Matt Neal says he was surprised to have closed in on the championship lead in the British Touring Car Championship races at Rockingham, with the Honda driver now four points closer than he was going into the meeting.
Finishing in the top ten in all three races, Neal gradually improved over the course of the weekend, going from finishing eighth in race one, to sixth in race two and then finally fourth in race three.
Even though the Honda driver missed out on a podium finish, his consistency means that he has reduced the gap to points leader Sam Tordoff from nine points to five leaving the Northamptonshire circuit.
“The first races two were proper hard work and then we managed to salvage a good result in the last race with the hard tyre,” said Neal to TouringCars.Net. “We somehow closed the points [gap] but I don’t know how.”
Neal admits that he found the first two races to be challenging, making no progress from his grid position in race one before gaining just two places in race two – his only improvement in any of the races.

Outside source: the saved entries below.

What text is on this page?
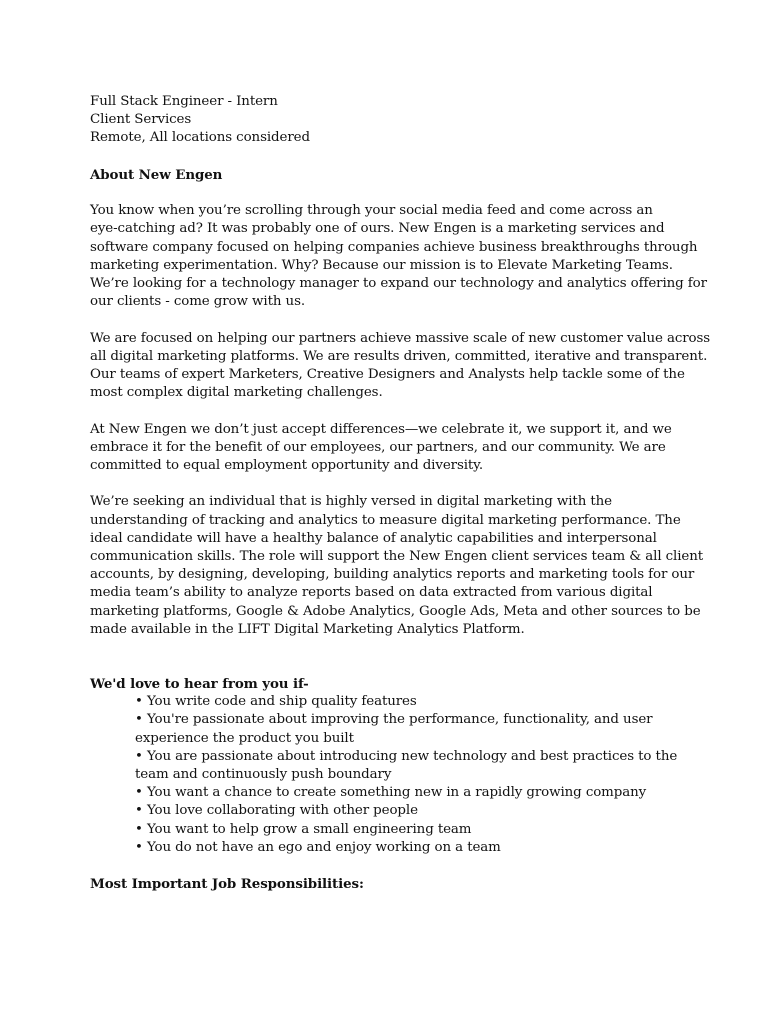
Full Stack Engineer - Intern
Client Services
Remote, All locations considered
About New Engen

You know when you’re scrolling through your social media feed and come across an
eye-catching ad? It was probably one of ours. New Engen is a marketing services and
software company focused on helping companies achieve business breakthroughs through
marketing experimentation. Why? Because our mission is to Elevate Marketing Teams.
We’re looking for a technology manager to expand our technology and analytics offering for
our clients - come grow with us.

We are focused on helping our partners achieve massive scale of new customer value across
all digital marketing platforms. We are results driven, committed, iterative and transparent.
Our teams of expert Marketers, Creative Designers and Analysts help tackle some of the
most complex digital marketing challenges.

At New Engen we don’t just accept differences—we celebrate it, we support it, and we
embrace it for the benefit of our employees, our partners, and our community. We are
committed to equal employment opportunity and diversity.

We’re seeking an individual that is highly versed in digital marketing with the
understanding of tracking and analytics to measure digital marketing performance. The
ideal candidate will have a healthy balance of analytic capabilities and interpersonal
communication skills. The role will support the New Engen client services team & all client
accounts, by designing, developing, building analytics reports and marketing tools for our
media team’s ability to analyze reports based on data extracted from various digital
marketing platforms, Google & Adobe Analytics, Google Ads, Meta and other sources to be
made available in the LIFT Digital Marketing Analytics Platform.

We'd love to hear from you if-
• You write code and ship quality features
• You're passionate about improving the performance, functionality, and user
experience the product you built
• You are passionate about introducing new technology and best practices to the
team and continuously push boundary
• You want a chance to create something new in a rapidly growing company
• You love collaborating with other people
• You want to help grow a small engineering team
• You do not have an ego and enjoy working on a team
Most Important Job Responsibilities:
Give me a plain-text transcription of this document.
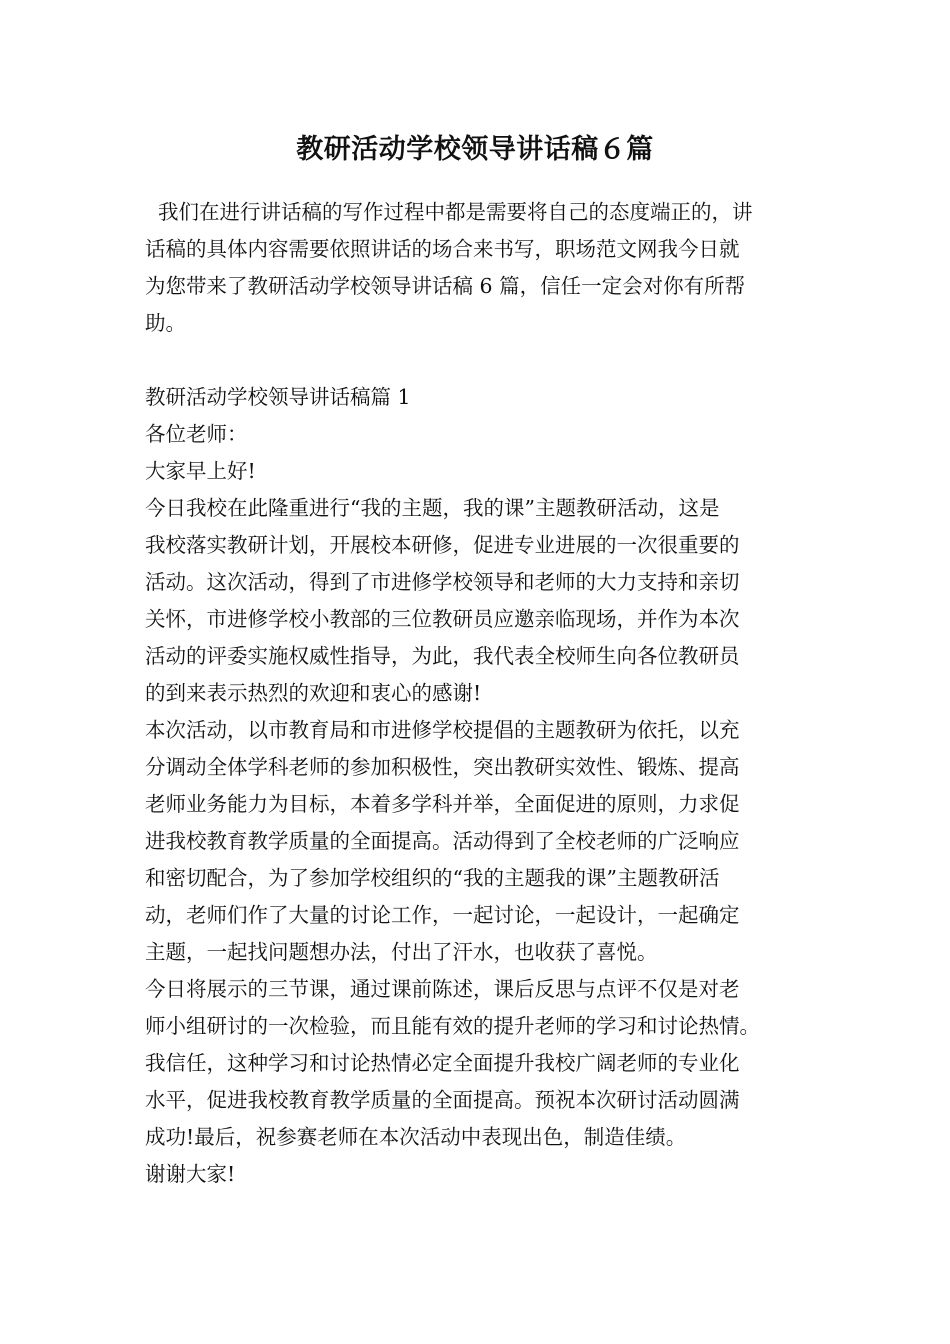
教研活动学校领导讲话稿６篇
我们在进行讲话稿的写作过程中都是需要将自己的态度端正的，讲
话稿的具体内容需要依照讲话的场合来书写，职场范文网我今日就
为您带来了教研活动学校领导讲话稿 6 篇，信任一定会对你有所帮
助。
教研活动学校领导讲话稿篇 1
各位老师：
大家早上好!
今日我校在此隆重进行“我的主题，我的课”主题教研活动，这是
我校落实教研计划，开展校本研修，促进专业进展的一次很重要的
活动。这次活动，得到了市进修学校领导和老师的大力支持和亲切
关怀，市进修学校小教部的三位教研员应邀亲临现场，并作为本次
活动的评委实施权威性指导，为此，我代表全校师生向各位教研员
的到来表示热烈的欢迎和衷心的感谢!
本次活动，以市教育局和市进修学校提倡的主题教研为依托，以充
分调动全体学科老师的参加积极性，突出教研实效性、锻炼、提高
老师业务能力为目标，本着多学科并举，全面促进的原则，力求促
进我校教育教学质量的全面提高。活动得到了全校老师的广泛响应
和密切配合，为了参加学校组织的“我的主题我的课”主题教研活
动，老师们作了大量的讨论工作，一起讨论，一起设计，一起确定
主题，一起找问题想办法，付出了汗水，也收获了喜悦。
今日将展示的三节课，通过课前陈述，课后反思与点评不仅是对老
师小组研讨的一次检验，而且能有效的提升老师的学习和讨论热情。
我信任，这种学习和讨论热情必定全面提升我校广阔老师的专业化
水平，促进我校教育教学质量的全面提高。预祝本次研讨活动圆满
成功!最后，祝参赛老师在本次活动中表现出色，制造佳绩。
谢谢大家!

“The first two were hard work,” added the triple champion. “I was just trying to stay out of trouble, keep my nose clean, get my head down and see where we ended up. I thought race three was going to be much harder on the hard tyre but it worked really well considering.”
In race three Neal allowed team-mate Gordon Shedden through to challenge race leader Árón Smith for the win. He then lamented the late-race safety car period, which brought the Subaru of Colin Turkington into the mix.
“I thought he [Shedden] could have a fair crack at Smith,” continued Neal. “It was a shame that with the last few safety cars it brought Turkington back into the mix, because I had a good gap on them.
“I managed to gap [Mat] Jackson for a bit, and he had Turkington behind him, and then they pulled the safety car and it brought Turkington right back into the mix and there was no way that I was going to really hold him off on the softer tyre.
Looking ahead to the next round at Silverstone in three weeks’ time, Neal believes that the circuit will favour some of the other cars more than the Civic Type R.
“Silverstone probably won’t suit us, because there’s not enough corners. We’re breathing down [WSR’s] neck, so we only need them to crack a little bit and we’ll be right on them. You never know.”